Dr. Ilana Haliwa’s research centers on mindfulness and mindfulness-based practices in the promotion of both psychological and physiological wellbeing. She received her Ph.D. in Behavioral Neuroscience from West Virgina University, her Master’s Degree in Public Health from Nova Southeastern University, and her B.S. in Psychology from University of North Carolina, Chapel Hill. Recent publications include, “Risk and protective factors for college students’ psychological health during the COVID-19 pandemic,” in Journal of American College Health, “Predictors of change in mental health during the COVID-19 pandemic” in Journal of Affective Disorders, and “Exploring facets of the mindful personality: Dispositional mindfulness and the Big Five” in Personality and Individual Differences

Featured Fall 2023

A Mixed-Method Assessment of a 10-Day Mobile Mindfulness Intervention

Ilana Haliwa, Cameron G. Ford, Jenna M. Wilson, Natalie J. Shook

Abstract:   Mobile mindfulness interventions represent a promising alternative to traditional in-person interventions that are resource demanding and have limited accessibility, preventing use by many populations. Despite greater accessibility and popularity of mobile mindfulness applications (apps), research is needed testing the effectiveness of brief interventions delivered via these platforms.

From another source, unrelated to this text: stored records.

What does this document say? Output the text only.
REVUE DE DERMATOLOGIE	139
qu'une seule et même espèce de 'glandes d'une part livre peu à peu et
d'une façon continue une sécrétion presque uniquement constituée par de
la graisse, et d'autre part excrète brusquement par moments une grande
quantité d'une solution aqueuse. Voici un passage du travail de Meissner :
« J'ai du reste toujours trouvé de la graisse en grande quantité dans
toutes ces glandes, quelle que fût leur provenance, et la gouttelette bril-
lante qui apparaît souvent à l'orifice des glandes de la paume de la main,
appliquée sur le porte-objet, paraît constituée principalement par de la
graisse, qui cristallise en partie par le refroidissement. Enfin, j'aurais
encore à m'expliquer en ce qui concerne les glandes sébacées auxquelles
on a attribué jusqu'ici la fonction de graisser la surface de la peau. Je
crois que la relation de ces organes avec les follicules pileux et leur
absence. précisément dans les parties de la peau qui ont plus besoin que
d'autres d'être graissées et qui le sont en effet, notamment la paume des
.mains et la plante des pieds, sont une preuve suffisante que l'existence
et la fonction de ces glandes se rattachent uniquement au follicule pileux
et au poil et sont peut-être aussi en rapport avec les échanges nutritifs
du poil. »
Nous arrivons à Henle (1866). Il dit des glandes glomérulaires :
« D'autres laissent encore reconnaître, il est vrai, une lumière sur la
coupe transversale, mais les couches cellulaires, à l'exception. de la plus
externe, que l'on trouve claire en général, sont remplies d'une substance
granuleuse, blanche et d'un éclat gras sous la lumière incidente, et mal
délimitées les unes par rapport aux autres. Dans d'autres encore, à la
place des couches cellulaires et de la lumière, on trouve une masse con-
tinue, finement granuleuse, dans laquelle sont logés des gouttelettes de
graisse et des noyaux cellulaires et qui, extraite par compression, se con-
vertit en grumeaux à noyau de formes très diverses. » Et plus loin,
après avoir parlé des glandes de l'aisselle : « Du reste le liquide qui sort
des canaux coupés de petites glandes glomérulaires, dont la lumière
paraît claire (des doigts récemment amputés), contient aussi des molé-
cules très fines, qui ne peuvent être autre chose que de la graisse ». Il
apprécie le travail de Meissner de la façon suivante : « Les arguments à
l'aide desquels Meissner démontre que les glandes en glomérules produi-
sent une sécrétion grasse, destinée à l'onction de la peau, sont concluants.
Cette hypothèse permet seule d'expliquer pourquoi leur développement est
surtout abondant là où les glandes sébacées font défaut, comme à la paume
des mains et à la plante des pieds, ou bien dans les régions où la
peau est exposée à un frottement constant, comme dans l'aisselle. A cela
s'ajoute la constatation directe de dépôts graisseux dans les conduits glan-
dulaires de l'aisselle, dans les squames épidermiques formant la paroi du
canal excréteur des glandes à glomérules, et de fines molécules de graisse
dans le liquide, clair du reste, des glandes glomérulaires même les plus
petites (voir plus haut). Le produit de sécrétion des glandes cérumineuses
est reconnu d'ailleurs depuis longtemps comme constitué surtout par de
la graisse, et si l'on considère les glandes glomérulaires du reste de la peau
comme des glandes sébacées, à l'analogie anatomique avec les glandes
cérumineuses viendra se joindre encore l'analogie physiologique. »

The present study assessed the efficacy of a brief mobile mindfulness intervention compared to an active control for increasing state and trait mindfulness and improving mood, as well as the acceptability of the app, in a sample of undergraduate students. Participants (N=139; Mage=19.43years, 80.6% female, 83.5% White) were randomly assigned to either a 10-day mobile mindfulness (Headspace) or cognitive training (Peak) condition. Trait mindfulness was measured pre- and post-intervention. During the 10-day intervention, participants completed 10-min daily exercises on the assigned app, responded to daily questionnaires of state mindfulness and mood, and completed a daily written log of their reactions to the app exercises. Attrition was low (90% completion rate) and did not differ by condition. Participants in the mindfulness condition spent an average of 88.15min (SD=24.75) meditating out of the full 100min prescribed by the intervention. State mindfulness significantly increased across the 10-day intervention for participants in the mindfulness, but not the cognitive training, condition beginning around days 5 and 6. Some aspects of trait mindfulness increased and mood improved from pre- to post-intervention, but these changes were observed in both conditions (i.e., no significant differences were observed by condition). Qualitative analysis of open-ended reactions to the mindfulness app indicated that participants reported more likes than dislikes. Common themes for likes were that participants experienced feelings of calm and focus following the daily mindfulness exercises. Dislikes included discomfort and anxiety associated with increased awareness of thoughts and physical sensations. These findings suggest that while a brief mobile mindfulness intervention is acceptable to undergraduate college students and effective at increasing state mindfulness, a longer intervention may be needed in order to elicit corresponding changes in trait-level mindfulness or mood.

Frontiers in Psychology, vol. 12 - 2021, 30 August 2021.